We observed that clot adhesive strength can be affected by both its intrinsic composition and the interactions between the clot and the substrate to which it is adhered. Both fibrin and FXIII improved clot adhesion to collagen, in the absence of platelets, in a dose dependent manner. This suggests that perhaps the primary contributions of fibrin and FXIII on enhancing clot attachment to the collagen surface was independent from the known role of platelets in mediating fibrin-collagen interactions. Unsurprisingly, fibrin was essential for clot stiffness29,30. Weak clot adhesion occurred in PPP deficient in FXIII, but supplementing FXIII increased the clot’s adhesive strength. In particular, a high dose of FXIII (30 µg/mL) increased clot adhesive strength by roughly 3-times compared to a lower physiological concentration (10 µg/mL). Consistent with previous reports31, clot stiffness also increased by adding FXIII, but the high dose of FXIII only increased clot stiffness moderately (27%) compared to the lower physiological concentration tested. We found that concentrations of FXIII that achieved only modest increases in clot stiffness led to large increases in adhesive strength. This highlights that in addition to increasing clot cohesion through interchain crosslinking of fibrin strands, FXIIIa plays an important role in enhancing the attachment of fibrin to wound tissue. Whole blood clots were more adhesive to extracellular matrix proteins, collagen, fibronectin, and laminin, compared to plain glass, indicating that both the blood composition and the substrate to which the clot is adhered affect clot adhesion.

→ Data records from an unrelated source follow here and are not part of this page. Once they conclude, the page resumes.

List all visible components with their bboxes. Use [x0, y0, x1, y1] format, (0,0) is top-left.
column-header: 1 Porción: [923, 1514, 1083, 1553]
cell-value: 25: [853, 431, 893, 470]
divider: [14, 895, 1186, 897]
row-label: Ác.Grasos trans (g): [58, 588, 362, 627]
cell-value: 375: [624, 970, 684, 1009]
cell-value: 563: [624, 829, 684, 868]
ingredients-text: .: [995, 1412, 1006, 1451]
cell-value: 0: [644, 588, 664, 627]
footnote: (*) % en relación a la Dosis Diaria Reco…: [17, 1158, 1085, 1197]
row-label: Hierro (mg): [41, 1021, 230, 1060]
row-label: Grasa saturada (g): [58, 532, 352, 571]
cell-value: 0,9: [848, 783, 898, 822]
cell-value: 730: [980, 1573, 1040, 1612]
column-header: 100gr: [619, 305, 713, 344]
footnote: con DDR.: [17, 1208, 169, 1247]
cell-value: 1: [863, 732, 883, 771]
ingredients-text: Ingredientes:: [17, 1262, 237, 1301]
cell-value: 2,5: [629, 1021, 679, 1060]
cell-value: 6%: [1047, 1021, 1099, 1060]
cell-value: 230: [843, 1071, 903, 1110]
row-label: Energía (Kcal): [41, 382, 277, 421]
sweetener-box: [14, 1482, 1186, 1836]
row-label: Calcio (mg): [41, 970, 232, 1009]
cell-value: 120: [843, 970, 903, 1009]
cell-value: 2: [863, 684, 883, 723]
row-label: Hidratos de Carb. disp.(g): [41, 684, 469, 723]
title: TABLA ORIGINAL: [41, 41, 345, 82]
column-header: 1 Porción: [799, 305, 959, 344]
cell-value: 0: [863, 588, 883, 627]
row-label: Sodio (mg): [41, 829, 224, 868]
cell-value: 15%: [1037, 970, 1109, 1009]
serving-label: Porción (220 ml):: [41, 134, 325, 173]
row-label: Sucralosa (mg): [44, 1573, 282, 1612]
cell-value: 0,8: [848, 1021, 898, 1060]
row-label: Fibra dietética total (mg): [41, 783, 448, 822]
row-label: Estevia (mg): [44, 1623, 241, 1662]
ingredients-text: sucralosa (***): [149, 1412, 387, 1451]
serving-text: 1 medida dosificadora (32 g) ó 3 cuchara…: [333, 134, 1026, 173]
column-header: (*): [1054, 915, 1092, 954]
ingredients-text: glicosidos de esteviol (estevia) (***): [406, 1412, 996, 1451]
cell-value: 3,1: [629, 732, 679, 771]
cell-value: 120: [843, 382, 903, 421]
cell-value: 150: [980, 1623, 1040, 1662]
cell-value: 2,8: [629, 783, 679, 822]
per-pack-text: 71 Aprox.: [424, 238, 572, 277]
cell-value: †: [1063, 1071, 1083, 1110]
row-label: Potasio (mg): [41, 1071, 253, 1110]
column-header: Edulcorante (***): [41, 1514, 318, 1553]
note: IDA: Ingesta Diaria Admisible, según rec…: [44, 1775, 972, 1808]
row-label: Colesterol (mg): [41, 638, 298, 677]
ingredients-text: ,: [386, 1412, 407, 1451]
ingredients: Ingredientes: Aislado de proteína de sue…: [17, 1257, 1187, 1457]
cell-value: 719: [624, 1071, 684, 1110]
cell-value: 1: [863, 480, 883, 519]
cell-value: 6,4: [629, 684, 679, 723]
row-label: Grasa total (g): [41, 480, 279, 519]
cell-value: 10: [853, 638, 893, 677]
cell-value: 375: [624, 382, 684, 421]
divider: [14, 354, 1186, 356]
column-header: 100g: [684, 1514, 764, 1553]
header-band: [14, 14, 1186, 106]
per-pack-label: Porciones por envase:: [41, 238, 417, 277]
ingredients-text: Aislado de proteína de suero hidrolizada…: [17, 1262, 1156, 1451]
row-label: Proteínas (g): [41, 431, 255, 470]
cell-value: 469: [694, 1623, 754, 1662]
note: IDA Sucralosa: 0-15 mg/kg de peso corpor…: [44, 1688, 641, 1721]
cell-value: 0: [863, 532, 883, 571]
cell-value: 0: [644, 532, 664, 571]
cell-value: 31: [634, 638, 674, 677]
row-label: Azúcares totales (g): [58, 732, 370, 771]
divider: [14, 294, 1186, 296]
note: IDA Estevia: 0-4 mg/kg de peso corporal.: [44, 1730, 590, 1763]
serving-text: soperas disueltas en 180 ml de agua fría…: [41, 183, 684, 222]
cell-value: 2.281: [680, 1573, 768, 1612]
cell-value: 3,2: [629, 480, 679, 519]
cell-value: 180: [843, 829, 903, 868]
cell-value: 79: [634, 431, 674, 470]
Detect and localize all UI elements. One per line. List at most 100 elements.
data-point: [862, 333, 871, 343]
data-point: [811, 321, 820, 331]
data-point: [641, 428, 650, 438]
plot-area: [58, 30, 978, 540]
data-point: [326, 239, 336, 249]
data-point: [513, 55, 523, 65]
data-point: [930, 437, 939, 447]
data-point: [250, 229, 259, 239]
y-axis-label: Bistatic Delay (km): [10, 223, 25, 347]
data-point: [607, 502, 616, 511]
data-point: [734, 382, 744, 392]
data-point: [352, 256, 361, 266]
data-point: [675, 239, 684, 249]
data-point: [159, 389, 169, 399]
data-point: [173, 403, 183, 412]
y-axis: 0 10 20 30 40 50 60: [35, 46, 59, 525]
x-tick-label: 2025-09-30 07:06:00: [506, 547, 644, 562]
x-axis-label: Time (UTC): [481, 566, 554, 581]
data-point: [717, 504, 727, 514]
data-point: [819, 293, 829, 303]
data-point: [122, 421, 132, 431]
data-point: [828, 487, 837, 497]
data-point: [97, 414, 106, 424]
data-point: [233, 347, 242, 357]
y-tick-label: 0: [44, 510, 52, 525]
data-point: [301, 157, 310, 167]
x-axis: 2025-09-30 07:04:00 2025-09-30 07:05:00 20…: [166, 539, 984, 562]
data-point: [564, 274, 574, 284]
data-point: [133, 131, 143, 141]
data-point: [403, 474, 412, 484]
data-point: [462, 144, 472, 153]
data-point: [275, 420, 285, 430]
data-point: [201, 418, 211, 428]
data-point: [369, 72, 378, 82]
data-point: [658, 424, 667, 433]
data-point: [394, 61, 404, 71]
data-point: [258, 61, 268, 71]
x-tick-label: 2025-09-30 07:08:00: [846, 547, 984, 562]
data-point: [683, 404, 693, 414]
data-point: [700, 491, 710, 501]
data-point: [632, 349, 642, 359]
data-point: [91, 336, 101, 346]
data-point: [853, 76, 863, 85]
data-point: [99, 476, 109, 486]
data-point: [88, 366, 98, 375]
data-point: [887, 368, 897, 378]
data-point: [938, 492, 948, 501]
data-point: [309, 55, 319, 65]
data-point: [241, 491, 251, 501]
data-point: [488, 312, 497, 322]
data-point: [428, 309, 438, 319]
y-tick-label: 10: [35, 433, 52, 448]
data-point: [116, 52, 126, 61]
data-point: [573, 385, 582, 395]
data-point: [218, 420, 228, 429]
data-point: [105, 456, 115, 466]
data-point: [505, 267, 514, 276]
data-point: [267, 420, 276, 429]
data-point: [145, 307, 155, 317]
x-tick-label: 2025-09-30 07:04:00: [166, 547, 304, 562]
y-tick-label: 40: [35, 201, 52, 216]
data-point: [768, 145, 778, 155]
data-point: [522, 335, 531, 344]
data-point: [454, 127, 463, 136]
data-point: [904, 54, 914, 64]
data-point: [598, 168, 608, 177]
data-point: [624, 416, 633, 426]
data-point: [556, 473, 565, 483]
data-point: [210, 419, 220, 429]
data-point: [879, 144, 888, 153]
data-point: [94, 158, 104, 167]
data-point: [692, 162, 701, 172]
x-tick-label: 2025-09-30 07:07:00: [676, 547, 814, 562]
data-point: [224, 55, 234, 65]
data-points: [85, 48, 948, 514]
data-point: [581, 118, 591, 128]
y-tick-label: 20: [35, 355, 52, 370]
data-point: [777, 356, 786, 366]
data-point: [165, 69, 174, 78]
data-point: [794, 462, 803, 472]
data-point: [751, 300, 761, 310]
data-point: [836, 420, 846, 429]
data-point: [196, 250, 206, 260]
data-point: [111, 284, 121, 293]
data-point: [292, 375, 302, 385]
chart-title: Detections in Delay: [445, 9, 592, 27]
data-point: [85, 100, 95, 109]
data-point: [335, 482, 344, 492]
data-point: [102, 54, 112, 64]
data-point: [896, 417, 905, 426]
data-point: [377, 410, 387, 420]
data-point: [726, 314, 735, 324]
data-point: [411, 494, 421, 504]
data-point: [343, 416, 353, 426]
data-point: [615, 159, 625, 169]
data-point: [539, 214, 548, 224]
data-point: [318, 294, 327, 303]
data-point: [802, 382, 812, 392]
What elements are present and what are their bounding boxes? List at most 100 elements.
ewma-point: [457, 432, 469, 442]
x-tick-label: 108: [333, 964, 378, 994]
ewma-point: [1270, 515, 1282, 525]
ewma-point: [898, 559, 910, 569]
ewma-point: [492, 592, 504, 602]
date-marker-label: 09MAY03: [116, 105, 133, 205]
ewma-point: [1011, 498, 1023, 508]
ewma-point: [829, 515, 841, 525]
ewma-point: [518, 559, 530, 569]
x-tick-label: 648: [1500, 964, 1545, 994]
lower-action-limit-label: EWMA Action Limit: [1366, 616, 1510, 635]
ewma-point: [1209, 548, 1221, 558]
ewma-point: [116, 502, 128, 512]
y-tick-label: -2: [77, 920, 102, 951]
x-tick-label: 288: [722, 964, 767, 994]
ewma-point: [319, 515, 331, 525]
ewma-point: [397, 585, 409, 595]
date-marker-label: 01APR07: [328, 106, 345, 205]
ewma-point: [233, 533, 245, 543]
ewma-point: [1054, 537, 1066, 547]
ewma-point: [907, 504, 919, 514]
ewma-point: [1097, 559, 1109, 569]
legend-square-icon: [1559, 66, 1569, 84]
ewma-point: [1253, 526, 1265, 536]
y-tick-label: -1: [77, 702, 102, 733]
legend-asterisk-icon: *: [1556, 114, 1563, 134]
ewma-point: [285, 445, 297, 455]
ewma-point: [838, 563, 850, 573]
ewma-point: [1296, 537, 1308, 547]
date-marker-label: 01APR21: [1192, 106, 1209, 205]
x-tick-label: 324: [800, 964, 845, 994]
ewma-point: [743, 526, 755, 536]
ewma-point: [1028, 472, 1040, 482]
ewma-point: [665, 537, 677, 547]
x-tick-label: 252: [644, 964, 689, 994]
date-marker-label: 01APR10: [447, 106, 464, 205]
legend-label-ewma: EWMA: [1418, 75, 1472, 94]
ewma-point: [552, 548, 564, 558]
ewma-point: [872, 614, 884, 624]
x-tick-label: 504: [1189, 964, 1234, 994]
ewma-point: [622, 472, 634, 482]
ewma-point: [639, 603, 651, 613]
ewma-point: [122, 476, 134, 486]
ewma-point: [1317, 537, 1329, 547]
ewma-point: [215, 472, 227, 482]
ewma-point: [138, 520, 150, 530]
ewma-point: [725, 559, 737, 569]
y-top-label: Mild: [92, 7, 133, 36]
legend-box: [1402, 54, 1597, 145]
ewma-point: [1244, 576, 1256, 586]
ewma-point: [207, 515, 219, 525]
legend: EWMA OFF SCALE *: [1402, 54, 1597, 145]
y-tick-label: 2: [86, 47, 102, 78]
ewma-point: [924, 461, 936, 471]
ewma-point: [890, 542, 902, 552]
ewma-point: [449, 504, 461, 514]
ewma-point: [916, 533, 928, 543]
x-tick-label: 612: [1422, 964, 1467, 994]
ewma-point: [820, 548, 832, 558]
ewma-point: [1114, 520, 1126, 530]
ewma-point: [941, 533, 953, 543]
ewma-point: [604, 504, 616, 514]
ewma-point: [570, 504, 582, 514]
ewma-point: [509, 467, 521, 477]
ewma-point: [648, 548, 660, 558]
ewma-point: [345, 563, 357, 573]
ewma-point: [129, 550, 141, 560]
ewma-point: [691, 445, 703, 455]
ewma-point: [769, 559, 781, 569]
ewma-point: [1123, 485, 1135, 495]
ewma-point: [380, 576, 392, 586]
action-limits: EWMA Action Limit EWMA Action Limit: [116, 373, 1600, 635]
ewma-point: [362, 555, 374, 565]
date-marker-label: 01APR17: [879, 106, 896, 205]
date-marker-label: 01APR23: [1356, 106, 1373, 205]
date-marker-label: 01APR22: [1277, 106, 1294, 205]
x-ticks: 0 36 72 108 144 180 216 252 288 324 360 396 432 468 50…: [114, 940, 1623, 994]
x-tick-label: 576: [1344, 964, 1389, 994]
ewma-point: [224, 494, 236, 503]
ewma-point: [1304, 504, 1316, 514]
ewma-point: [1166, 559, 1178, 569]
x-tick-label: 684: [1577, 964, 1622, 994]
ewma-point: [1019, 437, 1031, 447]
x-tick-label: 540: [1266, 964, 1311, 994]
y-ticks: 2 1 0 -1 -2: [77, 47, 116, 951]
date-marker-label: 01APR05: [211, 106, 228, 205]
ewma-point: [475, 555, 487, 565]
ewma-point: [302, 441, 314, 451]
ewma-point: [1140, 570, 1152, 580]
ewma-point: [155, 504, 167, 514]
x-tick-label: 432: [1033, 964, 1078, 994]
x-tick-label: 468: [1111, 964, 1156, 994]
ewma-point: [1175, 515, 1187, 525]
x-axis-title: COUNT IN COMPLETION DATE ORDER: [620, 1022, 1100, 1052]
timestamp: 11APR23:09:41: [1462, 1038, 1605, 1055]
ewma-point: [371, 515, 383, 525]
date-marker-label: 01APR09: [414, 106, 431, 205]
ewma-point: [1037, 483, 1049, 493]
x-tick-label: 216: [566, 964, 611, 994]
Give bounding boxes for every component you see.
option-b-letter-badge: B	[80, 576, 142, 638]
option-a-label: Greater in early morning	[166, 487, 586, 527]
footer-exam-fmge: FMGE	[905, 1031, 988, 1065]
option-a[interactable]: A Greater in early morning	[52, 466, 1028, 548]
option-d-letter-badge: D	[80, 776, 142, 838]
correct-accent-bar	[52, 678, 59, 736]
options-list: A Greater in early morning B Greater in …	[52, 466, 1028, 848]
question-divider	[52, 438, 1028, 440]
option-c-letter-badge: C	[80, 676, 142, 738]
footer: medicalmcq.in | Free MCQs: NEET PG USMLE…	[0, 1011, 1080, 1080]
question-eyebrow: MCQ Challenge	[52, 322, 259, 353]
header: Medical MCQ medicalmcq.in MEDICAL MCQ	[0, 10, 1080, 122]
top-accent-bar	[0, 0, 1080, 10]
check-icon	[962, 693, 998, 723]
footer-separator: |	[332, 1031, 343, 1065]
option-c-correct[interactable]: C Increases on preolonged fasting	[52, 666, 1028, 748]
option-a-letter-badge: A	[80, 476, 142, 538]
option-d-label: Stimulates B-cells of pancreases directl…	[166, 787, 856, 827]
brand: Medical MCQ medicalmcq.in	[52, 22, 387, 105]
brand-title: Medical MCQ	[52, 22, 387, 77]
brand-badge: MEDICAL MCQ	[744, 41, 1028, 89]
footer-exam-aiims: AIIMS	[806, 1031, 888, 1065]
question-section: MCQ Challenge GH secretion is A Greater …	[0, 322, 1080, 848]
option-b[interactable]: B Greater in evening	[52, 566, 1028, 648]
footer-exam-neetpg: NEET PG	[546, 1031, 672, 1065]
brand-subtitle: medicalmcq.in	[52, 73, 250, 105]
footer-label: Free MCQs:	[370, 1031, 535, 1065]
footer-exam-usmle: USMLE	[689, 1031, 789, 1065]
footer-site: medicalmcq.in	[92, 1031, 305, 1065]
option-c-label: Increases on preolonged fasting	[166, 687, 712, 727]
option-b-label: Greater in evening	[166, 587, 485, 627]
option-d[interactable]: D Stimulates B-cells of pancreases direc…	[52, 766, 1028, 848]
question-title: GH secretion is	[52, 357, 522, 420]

After showing in vitro that supplementing FXIII enhanced clot adhesion, we tested if supplementing FXIII directly into the wound site would prevent adhesive failure in our rat hemorrhage model. Of rats that received FXIII, more survived, fewer adhesive failures and lower blood loss occurred compared to control animals. While these comparisons between the control and FXIII-treated groups of rats were not statistically significant with this sample size of eight rats per group, these in vivo results warrant further investigations into the effects of FXIII on clot adhesive strength in future studies with a larger sample size. Models of hemorrhage typically have high variability in survival rate and blood loss. The model used in this study also showed high variability in the mode of clot failures. A larger sample size would be needed to better distinguish the effects of exogenous treatments from intrinsic differences between animals and injuries. Future studies using rats with a genetic knockout of FXIII would also be useful for testing the physiological contribution of FXIII32.

It is probable that clot contraction influences adhesion of clots, but this was not specifically tested in this study. Inhibitors of clot contraction, eptifibatide and blebbistatin, did not influence adhesion in the specific in vitro assay used here. In vivo, some shrinkage of the clots occurred even though the wounds were held open, although we did not detect differences in clot contraction between the treatment groups.

In conclusion, the bulk adhesion of clots contributes to hemostasis in vivo. Clot failures were associated with blood loss and poor survival, and adhesive and cohesive failures were equally common. Bulk clot adhesion is controlled by fibrin and FXIII, but only minimally by platelets in vitro, demonstrating that clot stiffness and clot adhesion do not have a linear relationship. This highlights the importance of mechanisms of clot adhesion to hemostasis and encourages the development of therapeutics for bleeding disorders or hemorrhage that enhance these innate mechanisms.